Caltrain, the 160-year-old San Francisco to San Jose rail corridor, has ditched diesel and is now fully electric.

This makes Caltrain’s zero-emission service from San Francisco to San Jose the first diesel-to-electric transition in North America in a generation. To celebrate, Caltrain is offering free rides this weekend on its new half-hourly weekend service, and it’s hosting events at every city along the corridor.

The new electric service is also faster and more frequent. During peak hours, trains will run every 15 to 20 minutes at 16 stations along the corridor. Express service from San Francisco to San Jose will take less than an hour, and weekend service will be twice as frequent as before.

Each trainset will have seven cars instead of the previous five to six. The new electric trains accelerate and decelerate faster than the diesel fleet, allowing more frequent stops in the same amount of time.

The trains were built by Stadler US at their facility in Salt Lake City, Utah.

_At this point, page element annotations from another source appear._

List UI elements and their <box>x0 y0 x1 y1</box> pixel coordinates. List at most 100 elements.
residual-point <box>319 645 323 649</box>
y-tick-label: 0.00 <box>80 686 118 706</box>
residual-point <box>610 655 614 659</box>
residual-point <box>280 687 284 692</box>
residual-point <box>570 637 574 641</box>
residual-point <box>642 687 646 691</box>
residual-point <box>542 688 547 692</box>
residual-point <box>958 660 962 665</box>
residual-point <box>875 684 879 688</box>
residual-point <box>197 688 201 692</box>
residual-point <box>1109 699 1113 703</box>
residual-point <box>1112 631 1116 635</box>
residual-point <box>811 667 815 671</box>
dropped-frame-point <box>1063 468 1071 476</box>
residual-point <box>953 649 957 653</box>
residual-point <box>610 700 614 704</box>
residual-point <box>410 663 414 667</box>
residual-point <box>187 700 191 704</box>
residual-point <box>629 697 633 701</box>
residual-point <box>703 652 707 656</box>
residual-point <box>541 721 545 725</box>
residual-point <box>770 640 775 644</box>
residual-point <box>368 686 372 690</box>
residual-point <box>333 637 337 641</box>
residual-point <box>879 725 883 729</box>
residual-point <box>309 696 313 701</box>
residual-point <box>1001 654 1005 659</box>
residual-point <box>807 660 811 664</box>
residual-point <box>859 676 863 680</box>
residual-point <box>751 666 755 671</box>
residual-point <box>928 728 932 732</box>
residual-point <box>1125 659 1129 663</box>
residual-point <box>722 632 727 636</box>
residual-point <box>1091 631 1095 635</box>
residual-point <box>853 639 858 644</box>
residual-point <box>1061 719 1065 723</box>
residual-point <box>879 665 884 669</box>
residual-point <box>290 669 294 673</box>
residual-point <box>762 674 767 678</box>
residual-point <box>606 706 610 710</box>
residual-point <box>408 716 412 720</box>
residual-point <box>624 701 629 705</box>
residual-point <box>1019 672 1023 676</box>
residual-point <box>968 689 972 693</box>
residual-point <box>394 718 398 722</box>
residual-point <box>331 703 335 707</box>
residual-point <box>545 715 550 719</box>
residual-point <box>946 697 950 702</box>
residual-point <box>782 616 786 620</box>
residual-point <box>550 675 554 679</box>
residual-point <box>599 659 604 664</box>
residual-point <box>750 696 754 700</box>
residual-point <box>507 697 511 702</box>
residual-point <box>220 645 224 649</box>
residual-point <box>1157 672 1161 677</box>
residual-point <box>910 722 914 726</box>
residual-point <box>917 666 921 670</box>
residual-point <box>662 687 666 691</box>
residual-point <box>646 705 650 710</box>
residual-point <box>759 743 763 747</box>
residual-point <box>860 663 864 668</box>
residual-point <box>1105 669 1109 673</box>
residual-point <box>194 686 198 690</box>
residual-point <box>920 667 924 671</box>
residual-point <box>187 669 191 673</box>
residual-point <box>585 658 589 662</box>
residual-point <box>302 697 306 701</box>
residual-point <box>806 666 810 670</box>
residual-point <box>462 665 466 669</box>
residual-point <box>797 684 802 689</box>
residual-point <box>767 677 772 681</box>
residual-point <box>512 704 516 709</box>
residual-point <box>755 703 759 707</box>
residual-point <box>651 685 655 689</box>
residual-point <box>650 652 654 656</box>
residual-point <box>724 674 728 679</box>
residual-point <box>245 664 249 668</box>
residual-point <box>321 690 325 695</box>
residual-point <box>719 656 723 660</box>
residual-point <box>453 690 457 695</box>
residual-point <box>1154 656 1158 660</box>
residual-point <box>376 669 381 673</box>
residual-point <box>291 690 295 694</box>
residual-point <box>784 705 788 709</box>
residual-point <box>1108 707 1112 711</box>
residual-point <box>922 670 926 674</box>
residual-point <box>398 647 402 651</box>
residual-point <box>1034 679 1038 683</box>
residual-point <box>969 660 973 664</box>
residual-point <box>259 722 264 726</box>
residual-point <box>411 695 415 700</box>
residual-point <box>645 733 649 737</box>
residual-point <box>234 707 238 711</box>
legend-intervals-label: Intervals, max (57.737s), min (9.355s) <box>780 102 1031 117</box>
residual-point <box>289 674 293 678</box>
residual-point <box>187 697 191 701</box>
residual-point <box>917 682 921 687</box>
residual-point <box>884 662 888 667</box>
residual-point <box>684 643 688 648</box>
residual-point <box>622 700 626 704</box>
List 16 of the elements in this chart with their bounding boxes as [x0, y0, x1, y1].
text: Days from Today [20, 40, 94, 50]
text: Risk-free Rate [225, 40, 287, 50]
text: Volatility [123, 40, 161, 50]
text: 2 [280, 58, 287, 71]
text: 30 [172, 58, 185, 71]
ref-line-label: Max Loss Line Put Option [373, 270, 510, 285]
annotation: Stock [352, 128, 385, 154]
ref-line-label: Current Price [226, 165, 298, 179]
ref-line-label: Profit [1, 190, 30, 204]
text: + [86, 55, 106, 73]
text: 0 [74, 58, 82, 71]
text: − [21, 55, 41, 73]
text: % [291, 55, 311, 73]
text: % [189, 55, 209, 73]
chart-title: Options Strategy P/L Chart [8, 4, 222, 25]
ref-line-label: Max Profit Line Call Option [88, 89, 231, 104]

After they were assembled, they were sent to a test facility in Pueblo, Colorado. where they were tested at high speeds under numerous conditions as required by the Federal Railroad Administration.

The new electric trains are not just better for the environment; they’re also a big upgrade for passengers. Riders can now enjoy perks such as free wifi, more seat power outlets, and expanded under-seat storage. Plus, the ride is much quieter.

Serving the region since 1863, Caltrain is the oldest continually operating rail system west of the Mississippi. The Electrification Project is fully funded by federal, state, and local partners.